Porque até uma candidatura de Ana Gomes se podia manter viável, no entender de alguns, mesmo depois do pré-apoio de Costa declarado está quarta-feira a Marcelo.  Tal como Marcelo, também Ana Gomes – que para já se mantém fora da corrida – pode querer correr em pista própria e mostrar independência, abdicando de tudo o que o rótulo partidário implica. Na verdade, é uma situação win win, em que ganham todos: Primeiro, uma candidata como Ana Gomes tenciona ir buscar eleitorado à esquerda mais à esquerda, e, para isso, não é vantajoso ter o apoio formal do PS a cortar-lhe as asas. Depois, uma candidatura de Ana Gomes iria buscar eleitores apenas a uma parte do PS — a parte que não apoiaria Marcelo (parece já evidente entre os socialistas que há muitos que votariam na continuidade do atual PR) — e para conseguir essa franja, também não seria bom ter o PS a apoiar formalmente o candidato Marcelo.

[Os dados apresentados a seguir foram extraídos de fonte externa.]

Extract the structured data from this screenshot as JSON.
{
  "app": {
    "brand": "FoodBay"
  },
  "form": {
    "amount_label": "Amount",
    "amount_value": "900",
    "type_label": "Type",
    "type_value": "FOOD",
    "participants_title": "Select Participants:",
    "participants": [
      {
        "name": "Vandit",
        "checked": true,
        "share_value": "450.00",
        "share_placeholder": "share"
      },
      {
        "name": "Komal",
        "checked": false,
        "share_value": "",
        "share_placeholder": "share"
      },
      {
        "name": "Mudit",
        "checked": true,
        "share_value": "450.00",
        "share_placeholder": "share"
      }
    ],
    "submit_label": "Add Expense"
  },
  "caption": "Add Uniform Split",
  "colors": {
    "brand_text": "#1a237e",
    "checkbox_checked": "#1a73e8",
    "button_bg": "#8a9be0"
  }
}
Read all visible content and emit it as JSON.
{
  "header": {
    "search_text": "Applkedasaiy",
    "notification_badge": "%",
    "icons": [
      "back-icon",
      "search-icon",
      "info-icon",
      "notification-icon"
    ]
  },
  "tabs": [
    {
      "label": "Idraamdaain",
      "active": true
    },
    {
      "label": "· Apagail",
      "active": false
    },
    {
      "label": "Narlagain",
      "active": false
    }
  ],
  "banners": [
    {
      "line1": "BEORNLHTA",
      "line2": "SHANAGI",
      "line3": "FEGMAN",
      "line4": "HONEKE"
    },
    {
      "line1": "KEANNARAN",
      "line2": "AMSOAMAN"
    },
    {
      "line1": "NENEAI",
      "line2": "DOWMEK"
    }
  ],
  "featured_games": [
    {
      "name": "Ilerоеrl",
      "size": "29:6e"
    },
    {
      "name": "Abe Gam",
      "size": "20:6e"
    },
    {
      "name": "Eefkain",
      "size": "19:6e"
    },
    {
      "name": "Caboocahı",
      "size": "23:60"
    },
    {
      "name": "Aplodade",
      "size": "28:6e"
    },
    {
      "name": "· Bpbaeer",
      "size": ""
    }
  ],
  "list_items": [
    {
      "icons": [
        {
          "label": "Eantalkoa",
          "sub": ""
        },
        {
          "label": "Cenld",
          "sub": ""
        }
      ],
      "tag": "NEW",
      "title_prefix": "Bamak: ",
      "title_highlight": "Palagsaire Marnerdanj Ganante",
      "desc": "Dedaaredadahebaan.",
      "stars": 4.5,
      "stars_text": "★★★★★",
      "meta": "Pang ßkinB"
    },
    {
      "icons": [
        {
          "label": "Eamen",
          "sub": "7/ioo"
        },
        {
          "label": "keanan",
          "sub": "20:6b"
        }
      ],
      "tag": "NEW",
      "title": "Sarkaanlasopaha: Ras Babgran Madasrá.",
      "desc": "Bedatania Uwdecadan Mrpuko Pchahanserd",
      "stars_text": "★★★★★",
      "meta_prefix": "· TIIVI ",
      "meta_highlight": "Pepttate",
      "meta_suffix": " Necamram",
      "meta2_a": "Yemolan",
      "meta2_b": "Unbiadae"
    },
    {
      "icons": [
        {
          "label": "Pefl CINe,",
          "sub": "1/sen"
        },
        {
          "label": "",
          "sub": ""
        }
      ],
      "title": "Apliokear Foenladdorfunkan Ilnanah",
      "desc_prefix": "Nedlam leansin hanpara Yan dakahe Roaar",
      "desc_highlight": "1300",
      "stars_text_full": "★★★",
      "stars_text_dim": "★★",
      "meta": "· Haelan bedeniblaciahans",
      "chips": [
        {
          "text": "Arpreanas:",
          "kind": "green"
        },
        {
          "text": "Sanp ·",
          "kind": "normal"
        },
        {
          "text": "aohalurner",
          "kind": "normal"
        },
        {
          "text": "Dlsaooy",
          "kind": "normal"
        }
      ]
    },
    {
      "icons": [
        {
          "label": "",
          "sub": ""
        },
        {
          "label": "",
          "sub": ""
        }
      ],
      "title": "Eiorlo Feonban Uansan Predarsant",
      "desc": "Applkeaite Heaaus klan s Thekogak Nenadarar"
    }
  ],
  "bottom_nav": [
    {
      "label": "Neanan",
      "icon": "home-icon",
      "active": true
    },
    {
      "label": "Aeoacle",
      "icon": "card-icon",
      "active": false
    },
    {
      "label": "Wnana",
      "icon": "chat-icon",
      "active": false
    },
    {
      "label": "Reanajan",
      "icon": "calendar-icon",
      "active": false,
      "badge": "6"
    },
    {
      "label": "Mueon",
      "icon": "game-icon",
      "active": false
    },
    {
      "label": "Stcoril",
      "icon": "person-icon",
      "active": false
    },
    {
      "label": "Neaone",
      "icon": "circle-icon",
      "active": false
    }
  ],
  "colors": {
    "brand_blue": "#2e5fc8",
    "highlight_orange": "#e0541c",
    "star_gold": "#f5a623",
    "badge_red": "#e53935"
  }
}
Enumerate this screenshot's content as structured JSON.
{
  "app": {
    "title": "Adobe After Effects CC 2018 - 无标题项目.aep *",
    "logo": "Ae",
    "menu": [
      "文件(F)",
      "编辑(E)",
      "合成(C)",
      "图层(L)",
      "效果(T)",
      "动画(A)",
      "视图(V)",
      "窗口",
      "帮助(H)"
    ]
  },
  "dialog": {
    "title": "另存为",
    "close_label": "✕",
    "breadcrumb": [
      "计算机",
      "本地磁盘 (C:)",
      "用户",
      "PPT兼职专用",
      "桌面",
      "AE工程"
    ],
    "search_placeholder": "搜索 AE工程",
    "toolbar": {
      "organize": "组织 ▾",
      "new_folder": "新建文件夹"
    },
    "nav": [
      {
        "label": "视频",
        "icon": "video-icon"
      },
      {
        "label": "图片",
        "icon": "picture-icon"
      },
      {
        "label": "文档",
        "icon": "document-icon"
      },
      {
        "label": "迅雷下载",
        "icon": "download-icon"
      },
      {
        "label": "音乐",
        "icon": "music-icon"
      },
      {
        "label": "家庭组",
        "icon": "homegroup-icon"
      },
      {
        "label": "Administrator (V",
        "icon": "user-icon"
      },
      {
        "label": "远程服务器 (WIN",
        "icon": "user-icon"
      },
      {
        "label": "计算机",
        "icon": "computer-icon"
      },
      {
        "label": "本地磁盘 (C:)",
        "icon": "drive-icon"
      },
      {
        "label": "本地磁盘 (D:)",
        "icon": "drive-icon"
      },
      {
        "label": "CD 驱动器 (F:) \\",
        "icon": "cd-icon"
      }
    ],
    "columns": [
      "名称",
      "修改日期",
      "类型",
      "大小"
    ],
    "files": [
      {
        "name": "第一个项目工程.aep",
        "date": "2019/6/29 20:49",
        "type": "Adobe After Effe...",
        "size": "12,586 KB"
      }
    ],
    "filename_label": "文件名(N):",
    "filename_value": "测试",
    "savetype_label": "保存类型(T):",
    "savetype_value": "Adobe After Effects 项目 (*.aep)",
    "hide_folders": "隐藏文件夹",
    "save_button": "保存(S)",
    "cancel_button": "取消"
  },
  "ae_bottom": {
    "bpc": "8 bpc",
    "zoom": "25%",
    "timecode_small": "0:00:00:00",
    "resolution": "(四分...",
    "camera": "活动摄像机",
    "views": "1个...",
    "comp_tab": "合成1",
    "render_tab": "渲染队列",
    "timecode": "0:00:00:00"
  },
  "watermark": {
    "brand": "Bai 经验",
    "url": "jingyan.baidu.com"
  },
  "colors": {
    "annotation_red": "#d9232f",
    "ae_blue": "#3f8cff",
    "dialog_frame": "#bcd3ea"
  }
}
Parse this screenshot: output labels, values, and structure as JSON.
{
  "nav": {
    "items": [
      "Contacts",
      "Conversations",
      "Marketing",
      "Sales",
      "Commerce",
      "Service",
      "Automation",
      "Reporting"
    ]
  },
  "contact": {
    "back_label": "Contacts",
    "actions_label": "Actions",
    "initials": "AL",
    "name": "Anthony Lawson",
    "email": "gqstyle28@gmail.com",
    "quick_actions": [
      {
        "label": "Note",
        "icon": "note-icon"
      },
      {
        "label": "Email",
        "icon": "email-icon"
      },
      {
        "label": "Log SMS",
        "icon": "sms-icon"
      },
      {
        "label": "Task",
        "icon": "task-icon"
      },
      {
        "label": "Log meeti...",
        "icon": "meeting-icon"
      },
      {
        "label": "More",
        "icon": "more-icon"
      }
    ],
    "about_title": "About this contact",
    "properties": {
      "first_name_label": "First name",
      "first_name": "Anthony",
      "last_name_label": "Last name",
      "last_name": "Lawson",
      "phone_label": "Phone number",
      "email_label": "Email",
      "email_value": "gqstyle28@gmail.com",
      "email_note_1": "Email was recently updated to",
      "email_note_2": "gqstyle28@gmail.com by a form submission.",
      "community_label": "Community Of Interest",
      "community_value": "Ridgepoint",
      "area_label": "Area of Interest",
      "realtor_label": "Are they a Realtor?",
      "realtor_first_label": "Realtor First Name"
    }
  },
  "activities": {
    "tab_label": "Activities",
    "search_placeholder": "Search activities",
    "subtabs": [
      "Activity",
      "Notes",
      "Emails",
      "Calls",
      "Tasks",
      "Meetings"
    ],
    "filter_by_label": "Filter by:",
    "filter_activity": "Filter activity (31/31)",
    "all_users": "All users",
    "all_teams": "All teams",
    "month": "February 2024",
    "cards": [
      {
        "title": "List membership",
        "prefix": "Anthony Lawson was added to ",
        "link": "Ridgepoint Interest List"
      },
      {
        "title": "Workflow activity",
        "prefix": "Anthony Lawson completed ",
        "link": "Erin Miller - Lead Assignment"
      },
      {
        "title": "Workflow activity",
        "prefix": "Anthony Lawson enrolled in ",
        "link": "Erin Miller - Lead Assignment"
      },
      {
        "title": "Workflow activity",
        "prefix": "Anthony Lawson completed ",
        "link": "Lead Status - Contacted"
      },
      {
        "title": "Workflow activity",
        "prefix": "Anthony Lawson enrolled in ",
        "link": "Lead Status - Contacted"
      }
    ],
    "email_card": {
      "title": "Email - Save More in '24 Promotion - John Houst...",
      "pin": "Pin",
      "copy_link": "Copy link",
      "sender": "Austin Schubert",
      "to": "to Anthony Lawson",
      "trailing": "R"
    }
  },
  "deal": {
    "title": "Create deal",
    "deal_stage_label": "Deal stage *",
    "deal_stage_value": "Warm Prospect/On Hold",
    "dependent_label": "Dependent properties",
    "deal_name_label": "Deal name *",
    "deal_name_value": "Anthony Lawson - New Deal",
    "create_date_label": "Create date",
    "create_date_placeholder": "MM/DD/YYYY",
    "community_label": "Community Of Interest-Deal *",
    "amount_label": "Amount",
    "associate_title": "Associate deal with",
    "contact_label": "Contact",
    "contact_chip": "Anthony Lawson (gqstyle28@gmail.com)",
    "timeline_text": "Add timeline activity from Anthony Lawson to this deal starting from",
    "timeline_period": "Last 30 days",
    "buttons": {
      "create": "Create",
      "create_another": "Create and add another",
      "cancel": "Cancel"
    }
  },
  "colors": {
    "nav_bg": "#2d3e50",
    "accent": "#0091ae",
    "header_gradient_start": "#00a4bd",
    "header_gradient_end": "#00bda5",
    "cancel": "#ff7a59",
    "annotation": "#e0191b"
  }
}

“É o melhor dos dois mundos”, diz a mesma fonte. Ou seja, Costa pode lançar Marcelo sem lhe dar o apoio formal, e com isso ficar na dianteira e obrigar os outros partidos (nomeadamente o PSD) a irem atrás, mesmo que o custo desse piscar de olho seja o de não poder dar o apoio formal do PS a mais ninguém. Na verdade, era o que Costa queria. Marcelo é aposta ganha, qualquer candidato que viesse do lado do PS iria perder. Problema resolvido.